Can a publisher ask for more than the statutory mechanical rate?
January 22, 2013
Dear Music Lawyer,
Can a publisher ask for more than the minimum statutory mechanical rate of 9.1 cents? The song is under 5 minutes.
Yes, a songwriter/music publisher can (and often does) request more than the minimum statutory mechanical rate if the song has not been previously reproduced/released on a phonorecord.* The rationale is that the copyright holder should get to control the first recorded release of the song. This is often called the first use mechanical license.
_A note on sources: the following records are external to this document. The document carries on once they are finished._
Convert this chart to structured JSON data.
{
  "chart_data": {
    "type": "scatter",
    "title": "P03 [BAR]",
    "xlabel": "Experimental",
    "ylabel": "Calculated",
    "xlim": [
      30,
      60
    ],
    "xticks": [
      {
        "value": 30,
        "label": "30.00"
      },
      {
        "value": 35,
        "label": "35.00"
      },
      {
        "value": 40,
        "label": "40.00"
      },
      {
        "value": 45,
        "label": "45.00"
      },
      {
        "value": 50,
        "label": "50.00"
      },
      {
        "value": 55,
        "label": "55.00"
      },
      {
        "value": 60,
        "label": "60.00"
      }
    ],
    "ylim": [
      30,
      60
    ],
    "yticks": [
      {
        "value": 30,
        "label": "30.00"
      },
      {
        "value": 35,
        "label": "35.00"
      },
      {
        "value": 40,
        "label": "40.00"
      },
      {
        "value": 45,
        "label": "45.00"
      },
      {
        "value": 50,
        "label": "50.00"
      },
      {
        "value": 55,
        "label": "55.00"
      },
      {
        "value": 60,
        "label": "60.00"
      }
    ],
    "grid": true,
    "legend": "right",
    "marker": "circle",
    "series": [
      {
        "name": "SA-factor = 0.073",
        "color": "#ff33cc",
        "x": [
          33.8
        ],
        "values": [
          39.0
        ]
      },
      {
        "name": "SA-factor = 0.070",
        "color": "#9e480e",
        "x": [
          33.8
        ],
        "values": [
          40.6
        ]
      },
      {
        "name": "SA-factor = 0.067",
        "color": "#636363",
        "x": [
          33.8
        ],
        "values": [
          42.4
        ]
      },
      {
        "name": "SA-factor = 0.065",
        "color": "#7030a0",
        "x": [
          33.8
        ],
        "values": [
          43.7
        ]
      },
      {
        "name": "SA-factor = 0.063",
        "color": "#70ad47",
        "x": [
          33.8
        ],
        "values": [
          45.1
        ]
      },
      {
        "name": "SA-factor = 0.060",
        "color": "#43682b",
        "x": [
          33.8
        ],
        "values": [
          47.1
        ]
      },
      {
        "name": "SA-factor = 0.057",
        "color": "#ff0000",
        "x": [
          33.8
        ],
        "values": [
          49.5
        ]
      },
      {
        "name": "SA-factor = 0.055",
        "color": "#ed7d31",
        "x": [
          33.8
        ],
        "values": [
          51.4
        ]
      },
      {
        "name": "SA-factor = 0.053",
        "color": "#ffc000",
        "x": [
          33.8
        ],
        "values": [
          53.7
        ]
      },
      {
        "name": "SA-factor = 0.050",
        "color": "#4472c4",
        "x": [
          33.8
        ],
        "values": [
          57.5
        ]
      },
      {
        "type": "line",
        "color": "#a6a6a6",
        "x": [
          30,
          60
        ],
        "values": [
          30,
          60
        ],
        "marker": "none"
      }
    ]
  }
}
In other words, for a "first use," the song copyright holder is not restricted to the mechanical royalty rates dictated by the compulsory mechanical licensing provisions of the U.S. Copyright Act and can charge whatever mechanical royalty rate he/she wants.
After the song has been recorded and released to the general public on a CD, as a digital download, etc., then any other recording artist has the right to record and release the song, subject to properly notifying the songwriter/publisher and paying mechanical royalties at the statutory rate.
*Phonorecords are defined in the U.S. Copyright Act as "material objects in which sounds, other than those accompanying a motion picture or other audiovisual work, are fixed by any method now known or later developed, and from which the sounds can be perceived, reproduced, or otherwise communicated, either directly or with the aid of a machine or device."